Il lui faut donc déjà, d’un côté, mettre de côté ce qui vit et périt, pour préserver l’affirmation ininterrompue du mouvement (sans quoi il n’y a pas d’existence) ; il dit dans le douzième livre, Lambda (Λ) :
« Comme, parmi les choses, les unes peuvent avoir une existence séparée, et que les autres ne le peuvent pas, ce sont les premières qui sont les substances ; et ce qui fait que les substances sont les causes de tout le reste, c’est que, sans les substances, les modes des choses et leurs mouvements ne sauraient exister (…).
Si toutes les substances étaient périssables, tout absolument serait périssable comme elles. Mais il est impossible que le mouvement naisse, ou qu’il périsse, puisqu’il est éternel. »
Il y a donc, au-delà des substances, la substance « pure », qui est comme les autres au sens où elle témoigne d’un processus, d’un acte, avec une conséquence se réalisant ; cette substance pure est par contre éternelle, car elle est ce qui porte la notion de mouvement en général.
C’est le « moteur premier », l’acte pur, s’accomplissant éternellement de manière parfaite, posant le principe de l’existence comme accomplissement.

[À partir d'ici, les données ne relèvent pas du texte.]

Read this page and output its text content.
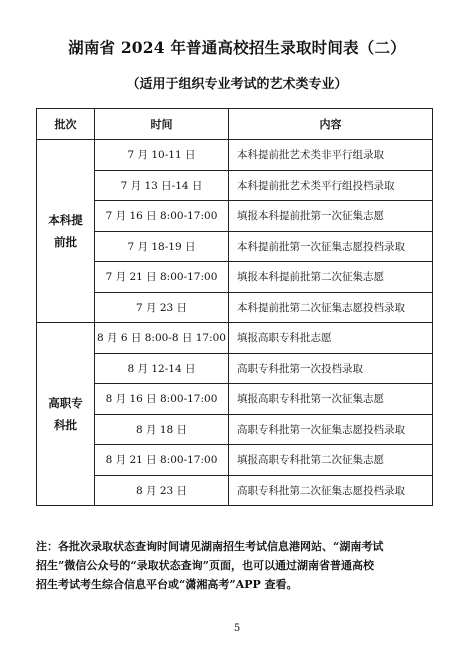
湖南省 2024 年普通高校招生录取时间表（二）
（适用于组织专业考试的艺术类专业）
批次	时间	内容
本科提
前批	7 月 10-11 日	本科提前批艺术类非平行组录取
	7 月 13 日-14 日	本科提前批艺术类平行组投档录取
	7 月 16 日 8:00-17:00	填报本科提前批第一次征集志愿
	7 月 18-19 日	本科提前批第一次征集志愿投档录取
	7 月 21 日 8:00-17:00	填报本科提前批第二次征集志愿
	7 月 23 日	本科提前批第二次征集志愿投档录取
高职专
科批	8 月 6 日 8:00-8 日 17:00	填报高职专科批志愿
	8 月 12-14 日	高职专科批第一次投档录取
	8 月 16 日 8:00-17:00	填报高职专科批第一次征集志愿
	8 月 18 日	高职专科批第一次征集志愿投档录取
	8 月 21 日 8:00-17:00	填报高职专科批第二次征集志愿
	8 月 23 日	高职专科批第二次征集志愿投档录取
注：各批次录取状态查询时间请见湖南招生考试信息港网站、“湖南考试
招生”微信公众号的“录取状态查询”页面，也可以通过湖南省普通高校
招生考试考生综合信息平台或“潇湘高考”APP 查看。
5
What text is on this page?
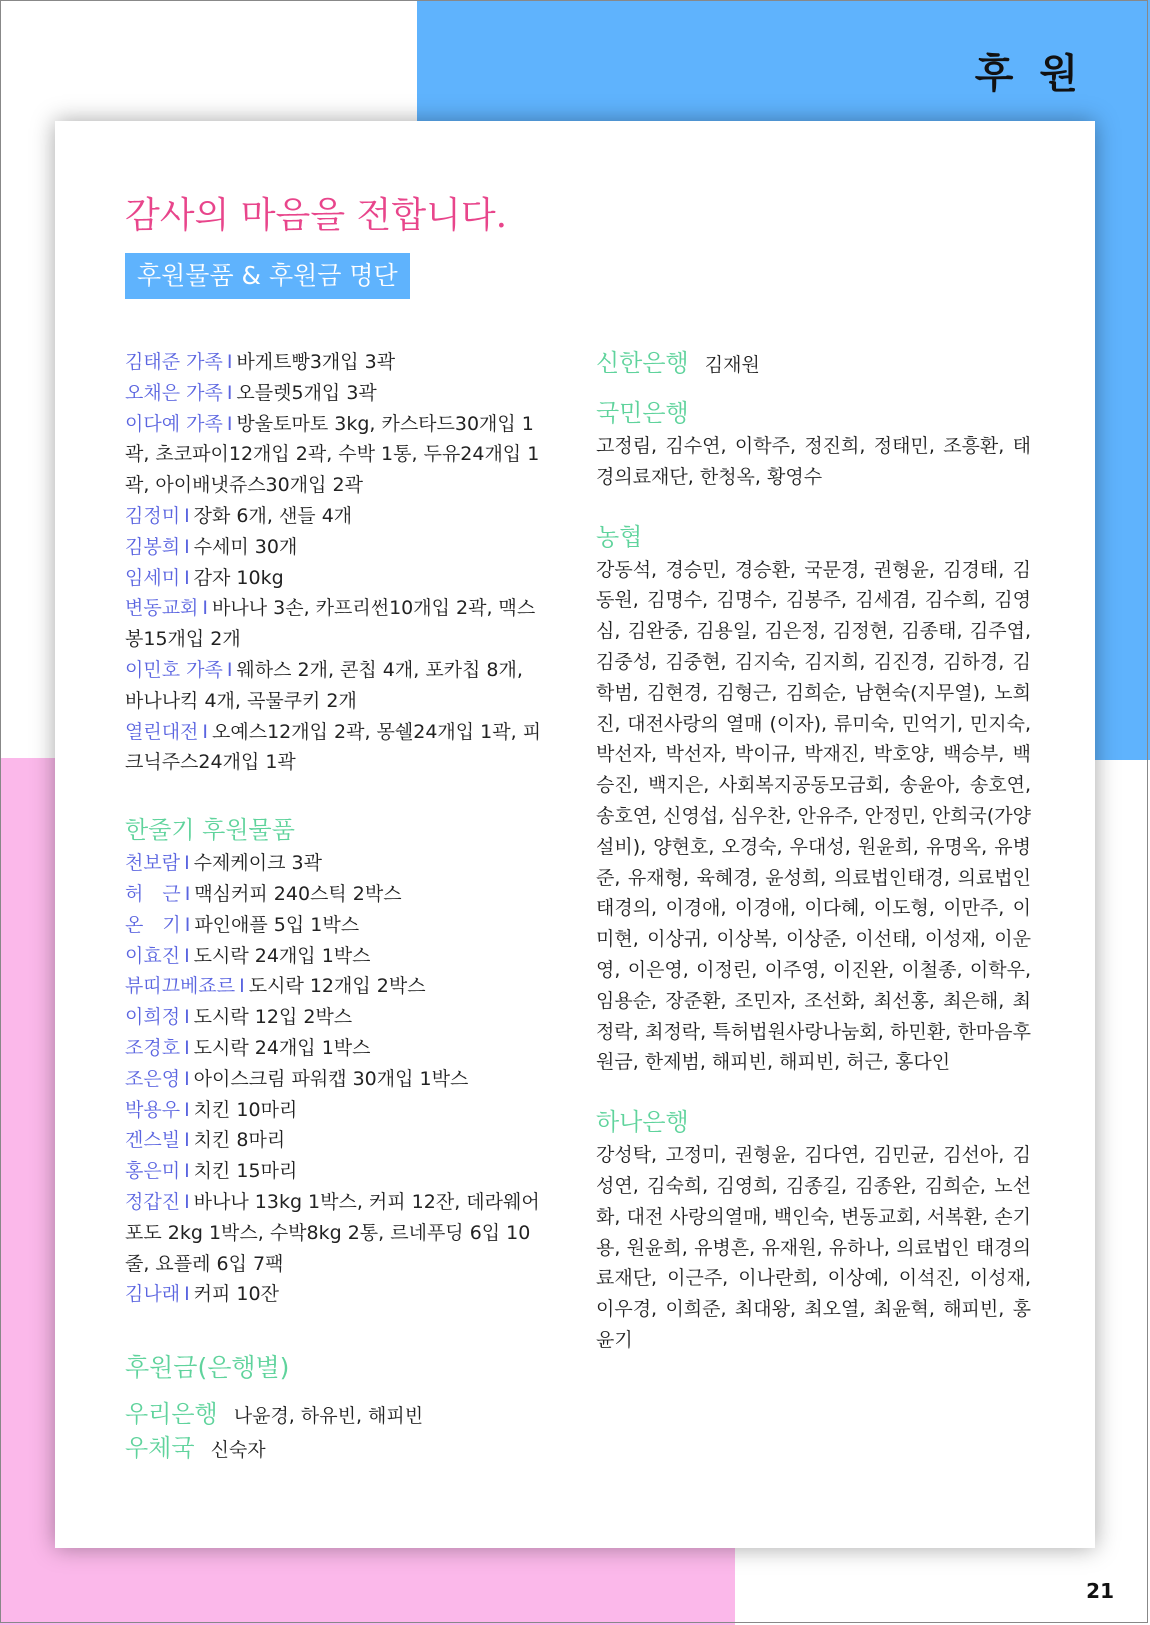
후 원
21
감사의 마음을 전합니다.
후원물품 & 후원금 명단

김태준 가족 I 바게트빵3개입 3곽

오채은 가족 I 오믈렛5개입 3곽

이다예 가족 I 방울토마토 3kg, 카스타드30개입 1곽, 초코파이12개입 2곽, 수박 1통, 두유24개입 1곽, 아이배냇쥬스30개입 2곽

김정미 I 장화 6개, 샌들 4개

김봉희 I 수세미 30개

임세미 I 감자 10kg

변동교회 I 바나나 3손, 카프리썬10개입 2곽, 맥스봉15개입 2개

이민호 가족 I 웨하스 2개, 콘칩 4개, 포카칩 8개, 바나나킥 4개, 곡물쿠키 2개

열린대전 I 오예스12개입 2곽, 몽쉘24개입 1곽, 피크닉주스24개입 1곽

한줄기 후원물품

천보람 I 수제케이크 3곽

허　근 I 맥심커피 240스틱 2박스

온　기 I 파인애플 5입 1박스

이효진 I 도시락 24개입 1박스

뷰띠끄베죠르 I 도시락 12개입 2박스

이희정 I 도시락 12입 2박스

조경호 I 도시락 24개입 1박스

조은영 I 아이스크림 파워캡 30개입 1박스

박용우 I 치킨 10마리

겐스빌 I 치킨 8마리

홍은미 I 치킨 15마리

정갑진 I 바나나 13kg 1박스, 커피 12잔, 데라웨어 포도 2kg 1박스, 수박8kg 2통, 르네푸딩 6입 10줄, 요플레 6입 7팩

김나래 I 커피 10잔

후원금(은행별)
우리은행 나윤경, 하유빈, 해피빈
우체국 신숙자
신한은행 김재원
국민은행

고정림, 김수연, 이학주, 정진희, 정태민, 조흥환, 태경의료재단, 한청옥, 황영수

농협

강동석, 경승민, 경승환, 국문경, 권형윤, 김경태, 김동원, 김명수, 김명수, 김봉주, 김세겸, 김수희, 김영심, 김완중, 김용일, 김은정, 김정현, 김종태, 김주엽, 김중성, 김중현, 김지숙, 김지희, 김진경, 김하경, 김학범, 김현경, 김형근, 김희순, 남현숙(지무열), 노희진, 대전사랑의 열매 (이자), 류미숙, 민억기, 민지숙, 박선자, 박선자, 박이규, 박재진, 박호양, 백승부, 백승진, 백지은, 사회복지공동모금회, 송윤아, 송호연, 송호연, 신영섭, 심우찬, 안유주, 안정민, 안희국(가양설비), 양현호, 오경숙, 우대성, 원윤희, 유명옥, 유병준, 유재형, 육혜경, 윤성희, 의료법인태경, 의료법인태경의, 이경애, 이경애, 이다혜, 이도형, 이만주, 이미현, 이상귀, 이상복, 이상준, 이선태, 이성재, 이운영, 이은영, 이정린, 이주영, 이진완, 이철종, 이학우, 임용순, 장준환, 조민자, 조선화, 최선홍, 최은해, 최정락, 최정락, 특허법원사랑나눔회, 하민환, 한마음후원금, 한제범, 해피빈, 해피빈, 허근, 홍다인

하나은행

강성탁, 고정미, 권형윤, 김다연, 김민균, 김선아, 김성연, 김숙희, 김영희, 김종길, 김종완, 김희순, 노선화, 대전 사랑의열매, 백인숙, 변동교회, 서복환, 손기용, 원윤희, 유병흔, 유재원, 유하나, 의료법인 태경의료재단, 이근주, 이나란희, 이상예, 이석진, 이성재, 이우경, 이희준, 최대왕, 최오열, 최윤혁, 해피빈, 홍윤기
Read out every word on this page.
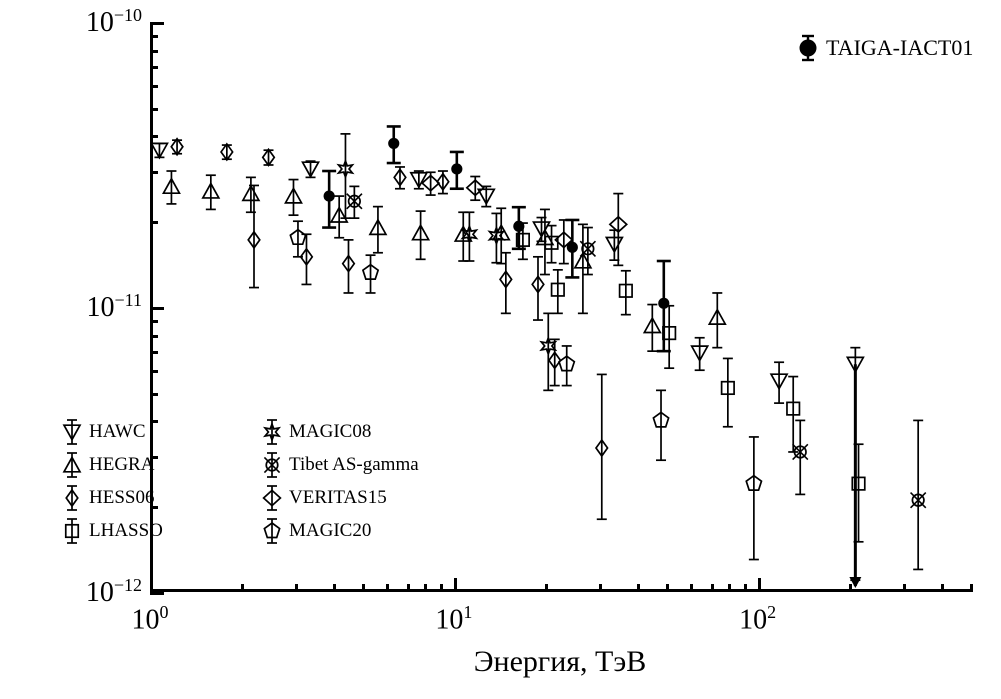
Энергия, ТэВ
$10^0$	$10^1$	$10^2$
$10^{-12}$
$10^{-11}$
$10^{-10}$
TAIGA-IACT01
HAWC
HEGRA
HESS06
LHASSO
MAGIC08
Tibet AS-gamma
VERITAS15
MAGIC20
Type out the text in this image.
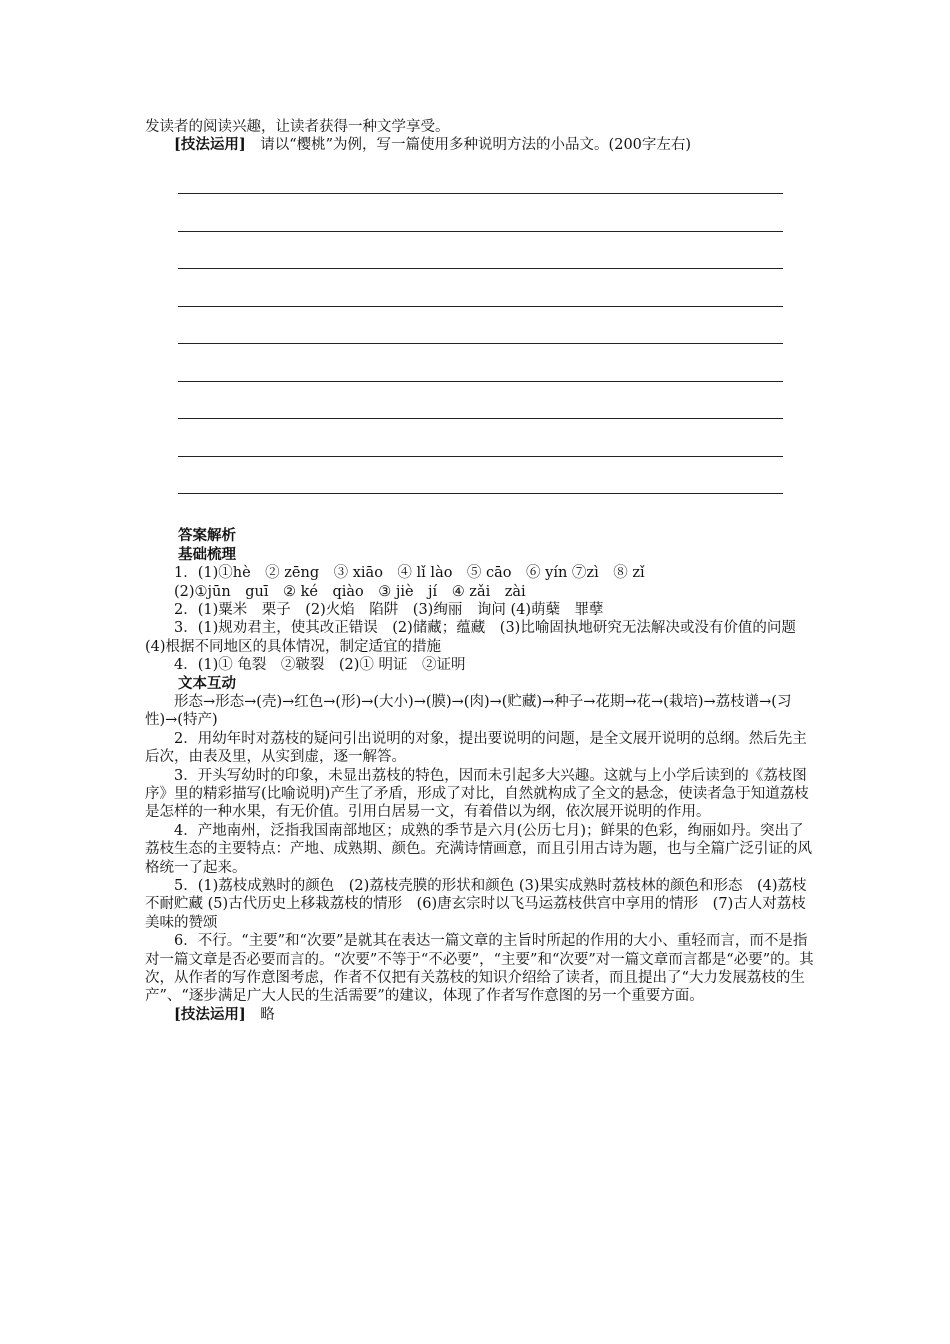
发读者的阅读兴趣，让读者获得一种文学享受。

[技法运用]　 请以“樱桃”为例，写一篇使用多种说明方法的小品文。(200字左右)

答案解析

基础梳理

1．(1)①hè　② zēng　③ xiāo　④ lǐ lào　⑤ cāo　⑥ yín ⑦zì　⑧ zǐ

(2)①jūn　guī　② ké　qiào　③ jiè　jí　④ zǎi　zài

2．(1)粟米　栗子　(2)火焰　陷阱　(3)绚丽　询问 (4)萌蘖　罪孽

3．(1)规劝君主，使其改正错误　(2)储藏；蕴藏　(3)比喻固执地研究无法解决或没有价值的问题　(4)根据不同地区的具体情况，制定适宜的措施

4．(1)① 龟裂　②皲裂　(2)① 明证　②证明

文本互动

形态→形态→(壳)→红色→(形)→(大小)→(膜)→(肉)→(贮藏)→种子→花期→花→(栽培)→荔枝谱→(习性)→(特产)

2．用幼年时对荔枝的疑问引出说明的对象，提出要说明的问题，是全文展开说明的总纲。然后先主后次，由表及里，从实到虚，逐一解答。

3．开头写幼时的印象，未显出荔枝的特色，因而未引起多大兴趣。这就与上小学后读到的《荔枝图序》里的精彩描写(比喻说明)产生了矛盾，形成了对比，自然就构成了全文的悬念，使读者急于知道荔枝是怎样的一种水果，有无价值。引用白居易一文，有着借以为纲，依次展开说明的作用。

4．产地南州，泛指我国南部地区；成熟的季节是六月(公历七月)；鲜果的色彩，绚丽如丹。突出了荔枝生态的主要特点：产地、成熟期、颜色。充满诗情画意，而且引用古诗为题，也与全篇广泛引证的风格统一了起来。

5．(1)荔枝成熟时的颜色　(2)荔枝壳膜的形状和颜色 (3)果实成熟时荔枝林的颜色和形态　(4)荔枝不耐贮藏 (5)古代历史上移栽荔枝的情形　(6)唐玄宗时以飞马运荔枝供宫中享用的情形　(7)古人对荔枝美味的赞颂

6．不行。“主要”和“次要”是就其在表达一篇文章的主旨时所起的作用的大小、重轻而言，而不是指对一篇文章是否必要而言的。“次要”不等于“不必要”，“主要”和“次要”对一篇文章而言都是“必要”的。其次，从作者的写作意图考虑，作者不仅把有关荔枝的知识介绍给了读者，而且提出了“大力发展荔枝的生产”、“逐步满足广大人民的生活需要”的建议，体现了作者写作意图的另一个重要方面。

[技法运用]　 略
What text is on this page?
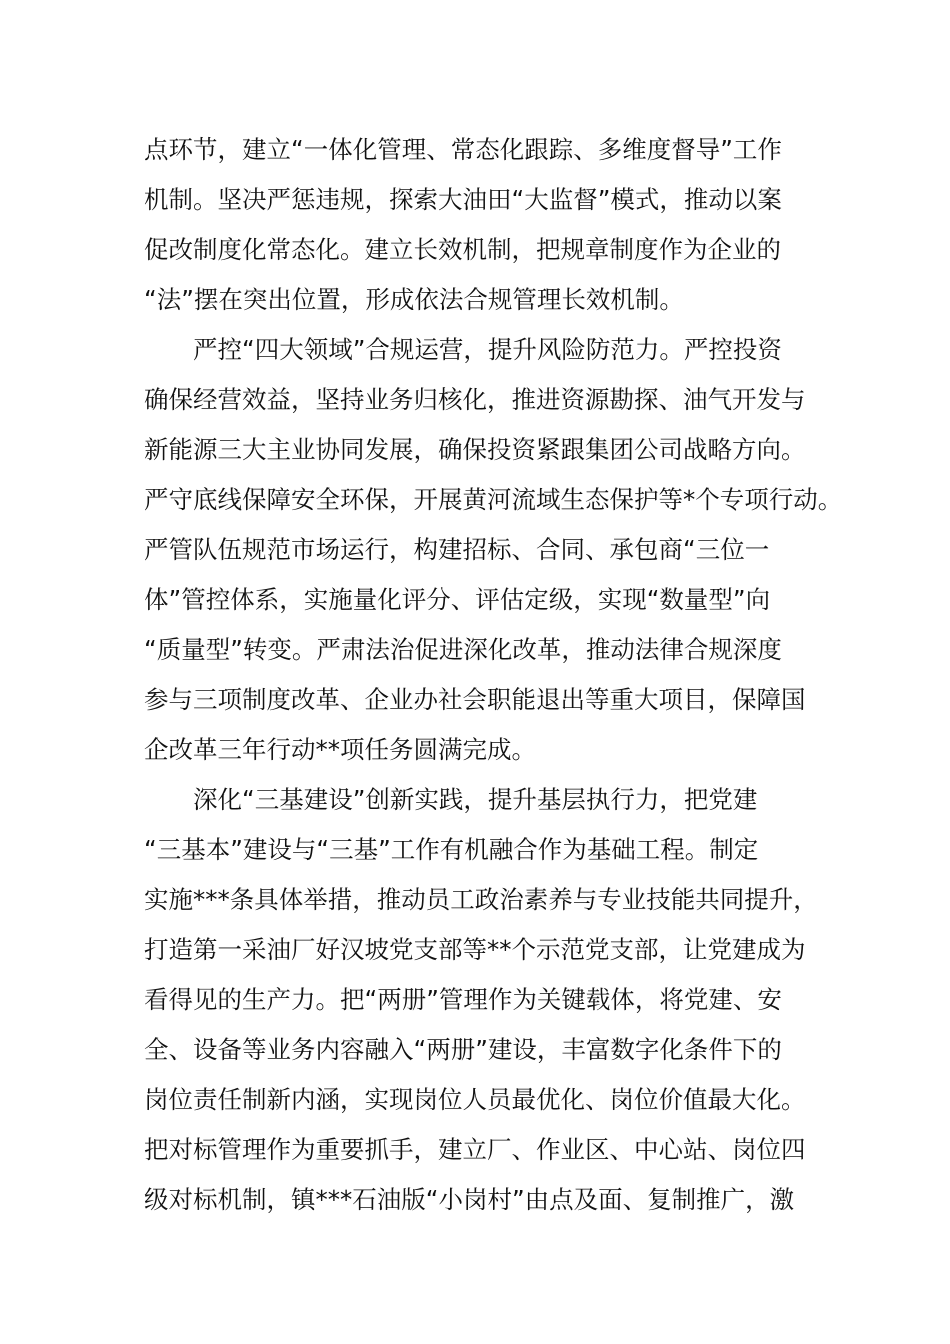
点环节，建立“一体化管理、常态化跟踪、多维度督导”工作
机制。坚决严惩违规，探索大油田“大监督”模式，推动以案
促改制度化常态化。建立长效机制，把规章制度作为企业的
“法”摆在突出位置，形成依法合规管理长效机制。
　　严控“四大领域”合规运营，提升风险防范力。严控投资
确保经营效益，坚持业务归核化，推进资源勘探、油气开发与
新能源三大主业协同发展，确保投资紧跟集团公司战略方向。
严守底线保障安全环保，开展黄河流域生态保护等*个专项行动。
严管队伍规范市场运行，构建招标、合同、承包商“三位一
体”管控体系，实施量化评分、评估定级，实现“数量型”向
“质量型”转变。严肃法治促进深化改革，推动法律合规深度
参与三项制度改革、企业办社会职能退出等重大项目，保障国
企改革三年行动**项任务圆满完成。
　　深化“三基建设”创新实践，提升基层执行力，把党建
“三基本”建设与“三基”工作有机融合作为基础工程。制定
实施***条具体举措，推动员工政治素养与专业技能共同提升，
打造第一采油厂好汉坡党支部等**个示范党支部，让党建成为
看得见的生产力。把“两册”管理作为关键载体，将党建、安
全、设备等业务内容融入“两册”建设，丰富数字化条件下的
岗位责任制新内涵，实现岗位人员最优化、岗位价值最大化。
把对标管理作为重要抓手，建立厂、作业区、中心站、岗位四
级对标机制，镇***石油版“小岗村”由点及面、复制推广，激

C’est « Dieu ».
Dans Epsilon (Ε), le sixième livre, Aristote formule de la manière suivante sa grande thèse générale :
« La Science première a pour objet l’indépendant et l’immobile (…).
S’il n’y avait pas, outre les substances qui ont une matière, quelque substance d’une autre nature, la Physique serait alors la science première.
Mais s’il y a une substance immobile, c’est cette substance qui est antérieure aux autres, et la science première est la philosophie.
Cette science, a titre de science première, est aussi la science universelle, et c’est à elle qu’il appartiendra d’étudier l’être en tant qu’être, l’essence, et les propriétés de l’être en tant qu’être. »
La substance immobile, c’est le moteur premier, qui meut mais n’est lui-même pas mu, qui s’accomplit lui-même et porte le principe universel du mouvement comme accomplissement. S’intéresser à cette substance mobile, c’est comprendre comment les choses peuvent exister.